Was mir in der Handlung wirklich fehlte, war der rote Faden der Geschichte. Durch die unglücklichen Verkettungen, die das Missverständnis um den Brief mit sich bringen, kommen zwar viele Themen in Gang, werden aber nicht ausreichend behandelt, sondern meist durch ein neues Thema abgelöst. Mir fehlten hier aber die zentralen Themen: Die Themen auf die man immer wieder zurückkommt und die auch in der Geschichte aufgelöst und nicht einfach fallen gelassen werden. Da Evan immer neue Notlügen erfinden muss, wurden auch plötzlich Dinge thematisiert, die ich zu Beginn der Geschichte überhaupt nicht als Problem empfunden habe.

Evan verbringt viel Zeit alleine, was ihm am Anfang der Geschichte scheinbar auch nicht viel ausmacht. Doch eines Tages gerät er genau deswegen mit seiner Mutter aneinander. Mir fehlte hier - und auch in anderen Situationen - ein klarer Übergang, in dem deutlich wird, dass sich die Situation zuspitzt oder doch nicht so war, wie man am Anfang hätte vermuten können.

 

Dear Evan Hansen bringt zwei Perspektiven mit: Den Großteil der Geschichte erleben wir aus Evans Sicht. Wir lernen seine Gefühle und Gedanken kennen und können deutlich spüren, wie ihn die Kommunikation mit anderen Menschen verunsichert. Seine Handlungen werden in der Geschichte gut begründet und waren für mich größtenteils auch nachvollziehbar. Mich verwirrte nur diese Vielfalt an Themen.

 

In der zweiten Perspektive lernen wir Connor kennen: Wir erfahren seine Geschichte und finden heraus, warum er Suizid begangen hat. Diese Perspektive war mir allerdings zu ungenau herausgearbeitet. Einerseits war es gut, dass wir durch Connor erfahren konnten, wie sein Leben wirklich verlief. Andererseits erkannte ich nicht, wie diese Perspektive die Geschichte voran gebracht hat. Es war zwar spannend, etwas über Connors Leben zu erfahren, aber für mich hing dieser Handlungsstrang etwas lose herum.

 

Was die zentralen Themen des Romans betreffen, gibt es einige Möglichkeiten: Eine davon könnte beispielsweise die Einsamkeit sein. Durch Evans (Not)Lüge bekommt er viel positive Aufmerksamkeit, was ihn nicht sonderlich zu stören scheint. Wir können also vermuten, dass Evan die Rolle des Einzelgängers nicht wirklich gefallen hat. Connor war ebenfalls einsam. Er war von Menschen umgeben, die ihn, bis auf eine Person, aber nicht wirklich verstehen konnten. Obwohl Evan und Connor nichts miteinander zu tun hatten, ist die Einsamkeit etwas, das beide miteinander verbindet. Allerdings kann aufgrund der Handlung der Geschichte diese Parallele nur schwer herausgearbeitet werden.

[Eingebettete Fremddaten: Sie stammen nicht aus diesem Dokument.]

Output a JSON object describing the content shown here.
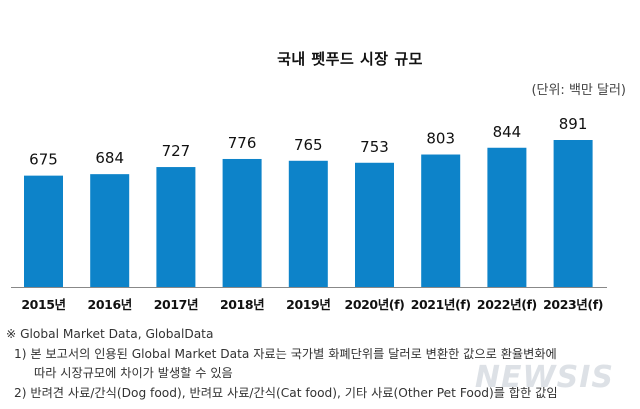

Was mich etwas irritierte war, dass Connors Suizid überhaupt nicht in der Geschichte thematisiert wurde. Natürlich bleibt seine Familie ratlos zurück. Aber im Mittelpunkt der Geschichte steht die angebliche Freundschaft zwischen Evan und Connor. Allerdings gibt es auch hier nur wenig Möglichkeiten den Suizid zu thematisieren, weil die Handlung der Geschichte auf andere Themen ausgelegt ist.

 

Was mich an Dear Evan Hansen aber beeindruckte war eindeutig die Hörbuchgestaltung. Erst einmal war ich froh, dass die Geschichte ungekürzt produziert wurde. Da die Geschichte im Original ja ein Musical ist, war ich gespannt, ob man das in der Hörbuchgestaltung bemerkte. Es handelt sich hier aber um eine klassische Lesung, was mir sehr gut gefallen hat.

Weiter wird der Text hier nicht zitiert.